C'est sûrement pour ma demande de régularisation, a pensé Meriem quand, jeudi 3 juin, deux gendarmes ont pénétré son appartement de Cendras pour l'emmener à la brigade de Saint-Martin. Sûrement pas pour autre chose. « Je me suis habillée, j'ai pris mes papiers et je les ai suivis. » Meriem Tabbi, Algérienne de 42 ans, n'est rentrée chez elle que quatre jours plus tard. Quatre jours d'attente dans les bas fonds de la République, de dédales administratifs, d'angoisse, d'incompréhension et de résistance.

Un malaise au moment d'embarquer conduit d'abord Meriem à l'hôpital plutôt qu'à Alger, le vendredi, puis sa forte opposition la sauve d'un aller pour Oran le samedi. Entre-temps, c'est sans manger ni téléphoner qu'elle passe des heures au centre de rétention de Nîmes, tandis que son mari, Abdallah, essaie d'empêcher le pire. L'avocat qu'il dépêche, maître Raphaël Belaiche, obtient, le dimanche, la libération de Meriem. Mais le lendemain, le tribunal administratif de Nîmes ne lui laisse qu'un sursis de sept jours pour quitter le territoire français.

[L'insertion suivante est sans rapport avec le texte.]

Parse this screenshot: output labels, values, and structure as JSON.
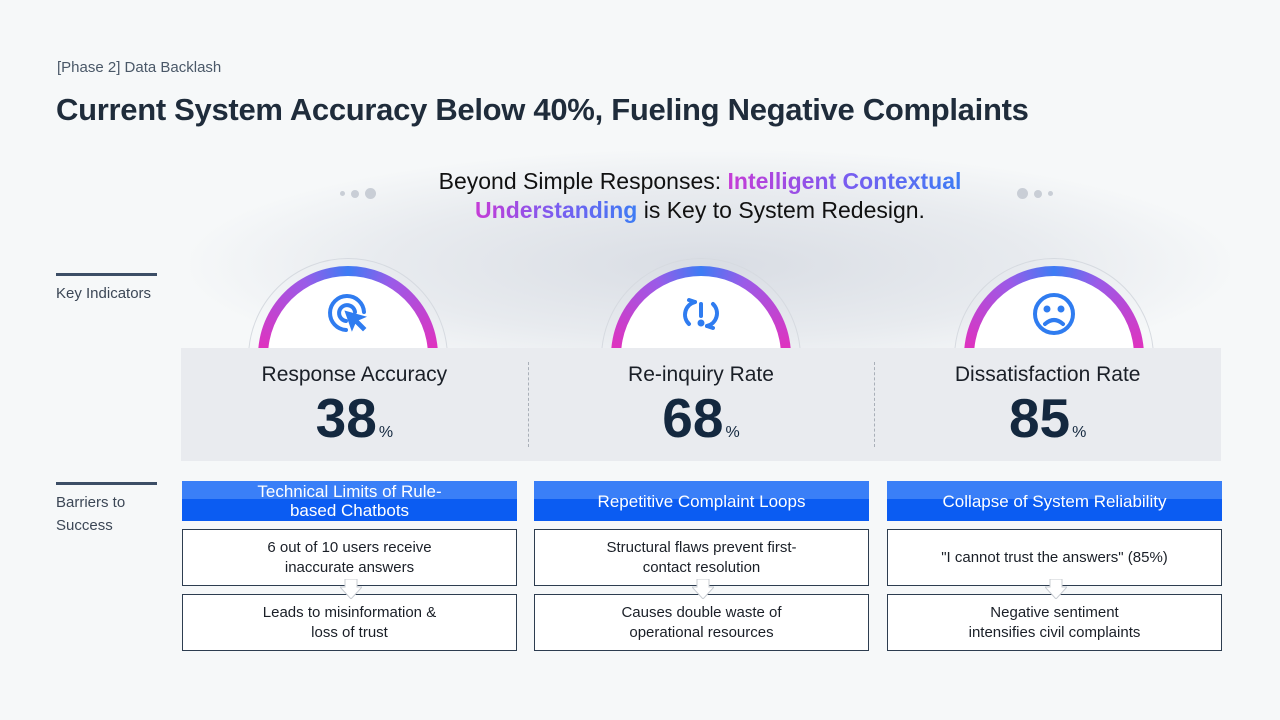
{
  "kicker": "[Phase 2] Data Backlash",
  "title": "Current System Accuracy Below 40%, Fueling Negative Complaints",
  "subtitle": {
    "pre": "Beyond Simple Responses: ",
    "hl1": "Intelligent Contextual",
    "hl2": "Understanding",
    "post": " is Key to System Redesign."
  },
  "side": {
    "indicators": "Key Indicators",
    "barriers": "Barriers to Success"
  },
  "metrics": [
    {
      "label": "Response Accuracy",
      "value": "38",
      "unit": "%",
      "icon": "cursor-click-icon"
    },
    {
      "label": "Re-inquiry Rate",
      "value": "68",
      "unit": "%",
      "icon": "refresh-alert-icon"
    },
    {
      "label": "Dissatisfaction Rate",
      "value": "85",
      "unit": "%",
      "icon": "sad-face-icon"
    }
  ],
  "barriers": [
    {
      "head": "Technical Limits of Rule-based Chatbots",
      "cause": "6 out of 10 users receive inaccurate answers",
      "effect": "Leads to misinformation & loss of trust"
    },
    {
      "head": "Repetitive Complaint Loops",
      "cause": "Structural flaws prevent first-contact resolution",
      "effect": "Causes double waste of operational resources"
    },
    {
      "head": "Collapse of System Reliability",
      "cause": "\"I cannot trust the answers\" (85%)",
      "effect": "Negative sentiment intensifies civil complaints"
    }
  ],
  "colors": {
    "accent": "#0b5cf2",
    "icon": "#2f7cf0"
  }
}
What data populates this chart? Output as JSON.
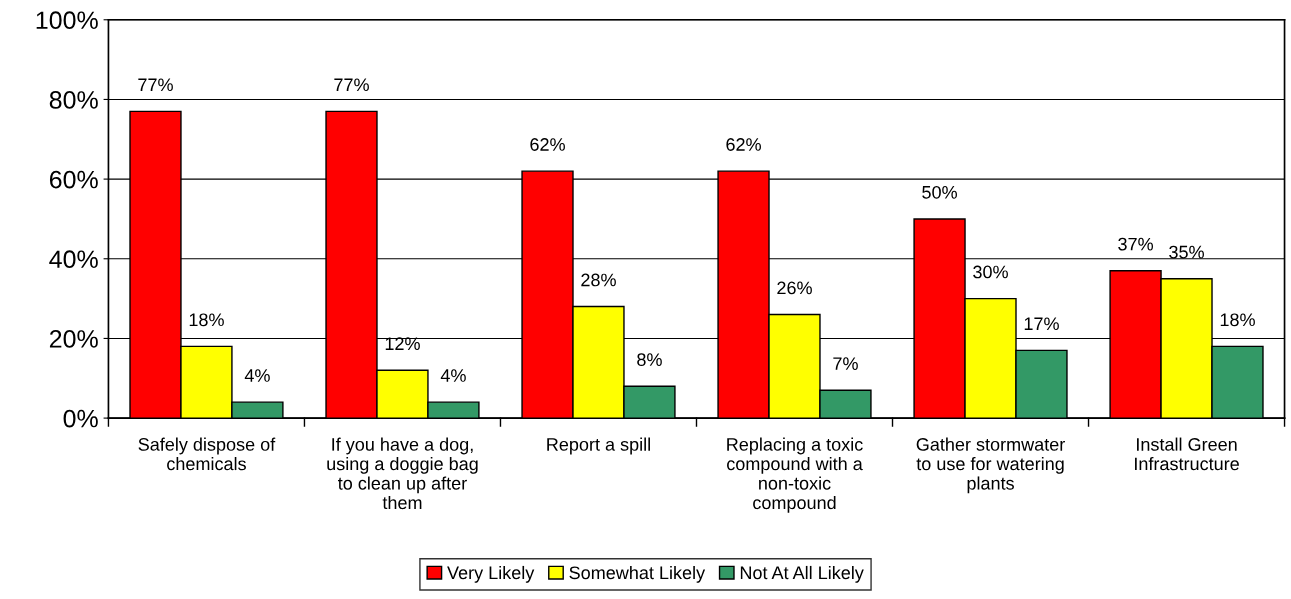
{
  "chart_data": {
    "type": "bar",
    "categories": [
      "Safely dispose of\nchemicals",
      "If you have a dog,\nusing a doggie bag\nto clean up after\nthem",
      "Report a spill",
      "Replacing a toxic\ncompound with a\nnon-toxic\ncompound",
      "Gather stormwater\nto use for watering\nplants",
      "Install Green\nInfrastructure"
    ],
    "series": [
      {
        "name": "Very Likely",
        "color": "#ff0000",
        "values": [
          77,
          77,
          62,
          62,
          50,
          37
        ],
        "value_labels": [
          "77%",
          "77%",
          "62%",
          "62%",
          "50%",
          "37%"
        ]
      },
      {
        "name": "Somewhat Likely",
        "color": "#ffff00",
        "values": [
          18,
          12,
          28,
          26,
          30,
          35
        ],
        "value_labels": [
          "18%",
          "12%",
          "28%",
          "26%",
          "30%",
          "35%"
        ]
      },
      {
        "name": "Not At All Likely",
        "color": "#339966",
        "values": [
          4,
          4,
          8,
          7,
          17,
          18
        ],
        "value_labels": [
          "4%",
          "4%",
          "8%",
          "7%",
          "17%",
          "18%"
        ]
      }
    ],
    "ylim": [
      0,
      100
    ],
    "yticks": [
      {
        "value": 0,
        "label": "0%"
      },
      {
        "value": 20,
        "label": "20%"
      },
      {
        "value": 40,
        "label": "40%"
      },
      {
        "value": 60,
        "label": "60%"
      },
      {
        "value": 80,
        "label": "80%"
      },
      {
        "value": 100,
        "label": "100%"
      }
    ],
    "grid": "y",
    "legend": "bottom"
  }
}
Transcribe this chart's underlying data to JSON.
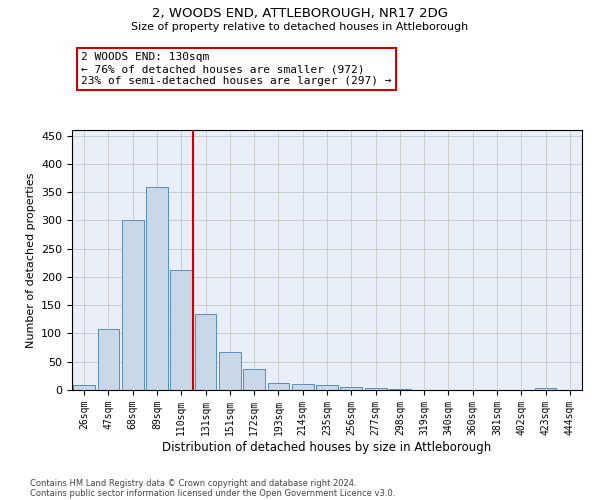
{
  "title1": "2, WOODS END, ATTLEBOROUGH, NR17 2DG",
  "title2": "Size of property relative to detached houses in Attleborough",
  "xlabel": "Distribution of detached houses by size in Attleborough",
  "ylabel": "Number of detached properties",
  "categories": [
    "26sqm",
    "47sqm",
    "68sqm",
    "89sqm",
    "110sqm",
    "131sqm",
    "151sqm",
    "172sqm",
    "193sqm",
    "214sqm",
    "235sqm",
    "256sqm",
    "277sqm",
    "298sqm",
    "319sqm",
    "340sqm",
    "360sqm",
    "381sqm",
    "402sqm",
    "423sqm",
    "444sqm"
  ],
  "values": [
    8,
    108,
    300,
    360,
    212,
    135,
    68,
    38,
    13,
    10,
    8,
    6,
    3,
    2,
    0,
    0,
    0,
    0,
    0,
    3,
    0
  ],
  "bar_color": "#c8d8e8",
  "bar_edge_color": "#5b8db8",
  "vline_color": "#cc0000",
  "annotation_text": "2 WOODS END: 130sqm\n← 76% of detached houses are smaller (972)\n23% of semi-detached houses are larger (297) →",
  "annotation_box_color": "#cc0000",
  "grid_color": "#cccccc",
  "background_color": "#e8eff8",
  "ylim": [
    0,
    460
  ],
  "yticks": [
    0,
    50,
    100,
    150,
    200,
    250,
    300,
    350,
    400,
    450
  ],
  "footer1": "Contains HM Land Registry data © Crown copyright and database right 2024.",
  "footer2": "Contains public sector information licensed under the Open Government Licence v3.0."
}
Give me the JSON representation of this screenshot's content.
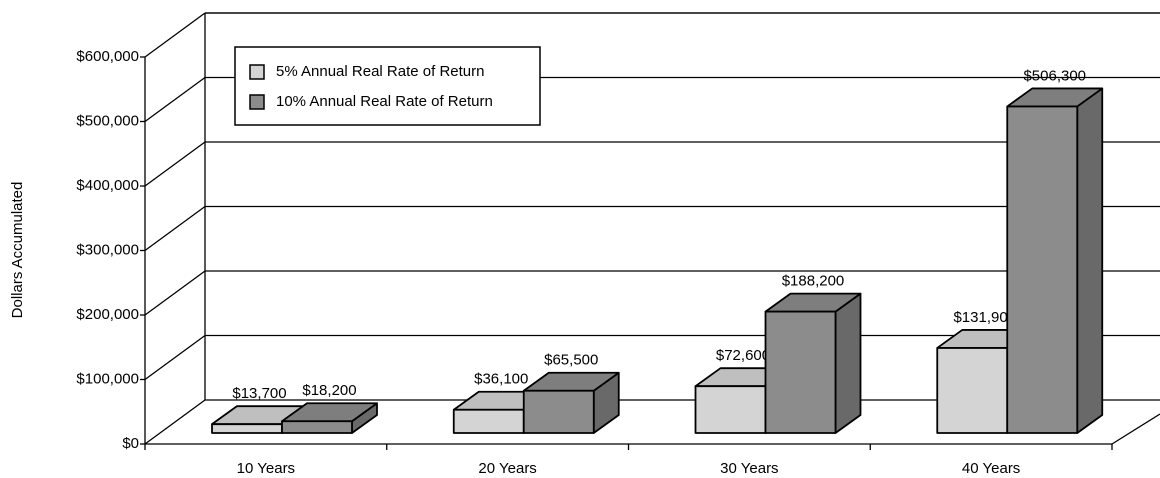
{
  "chart_data": {
    "type": "bar3d",
    "ylabel": "Dollars Accumulated",
    "categories": [
      "10 Years",
      "20 Years",
      "30 Years",
      "40 Years"
    ],
    "series": [
      {
        "name": "5% Annual Real Rate of Return",
        "color": "#d4d4d4",
        "values": [
          13700,
          36100,
          72600,
          131900
        ],
        "value_labels": [
          "$13,700",
          "$36,100",
          "$72,600",
          "$131,900"
        ]
      },
      {
        "name": "10% Annual Real Rate of Return",
        "color": "#8c8c8c",
        "values": [
          18200,
          65500,
          188200,
          506300
        ],
        "value_labels": [
          "$18,200",
          "$65,500",
          "$188,200",
          "$506,300"
        ]
      }
    ],
    "ylim": [
      0,
      600000
    ],
    "yticks": [
      {
        "value": 0,
        "label": "$0"
      },
      {
        "value": 100000,
        "label": "$100,000"
      },
      {
        "value": 200000,
        "label": "$200,000"
      },
      {
        "value": 300000,
        "label": "$300,000"
      },
      {
        "value": 400000,
        "label": "$400,000"
      },
      {
        "value": 500000,
        "label": "$500,000"
      },
      {
        "value": 600000,
        "label": "$600,000"
      }
    ],
    "grid": true
  }
}
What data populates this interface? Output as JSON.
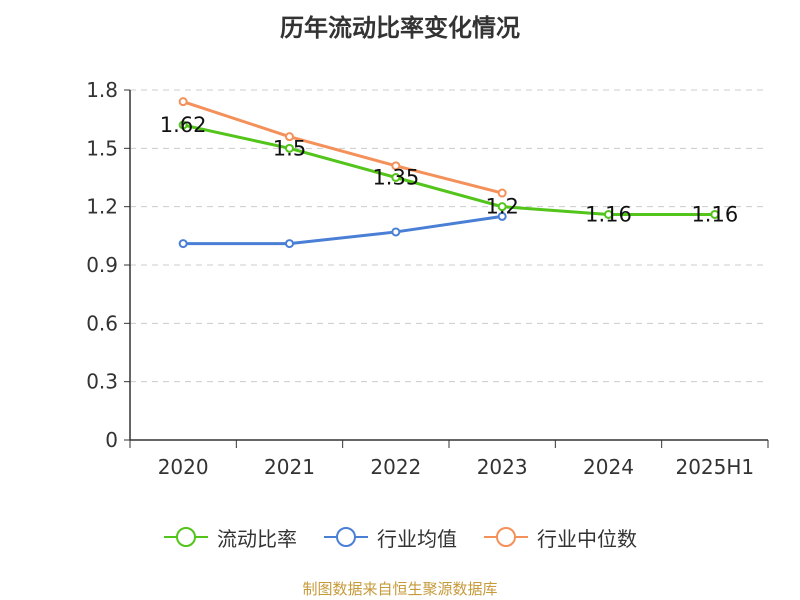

Sous un maquillage discret, Meriem Tabbi a les yeux émus et remercie sans arrêt. Le maire, les associations, les voisins, tous ceux qui sont prêts à faire front. Dès lundi, la menace pèsera à nouveau sur le couple. Depuis quatre ans, c'est à Cendras, auprès de celui qui, deux ans plus tard, est devenu son mari, que Meriem a trouvé refuge. « Une vie calme », décrit-elle. Et qu'elle a bien méritée, après tout.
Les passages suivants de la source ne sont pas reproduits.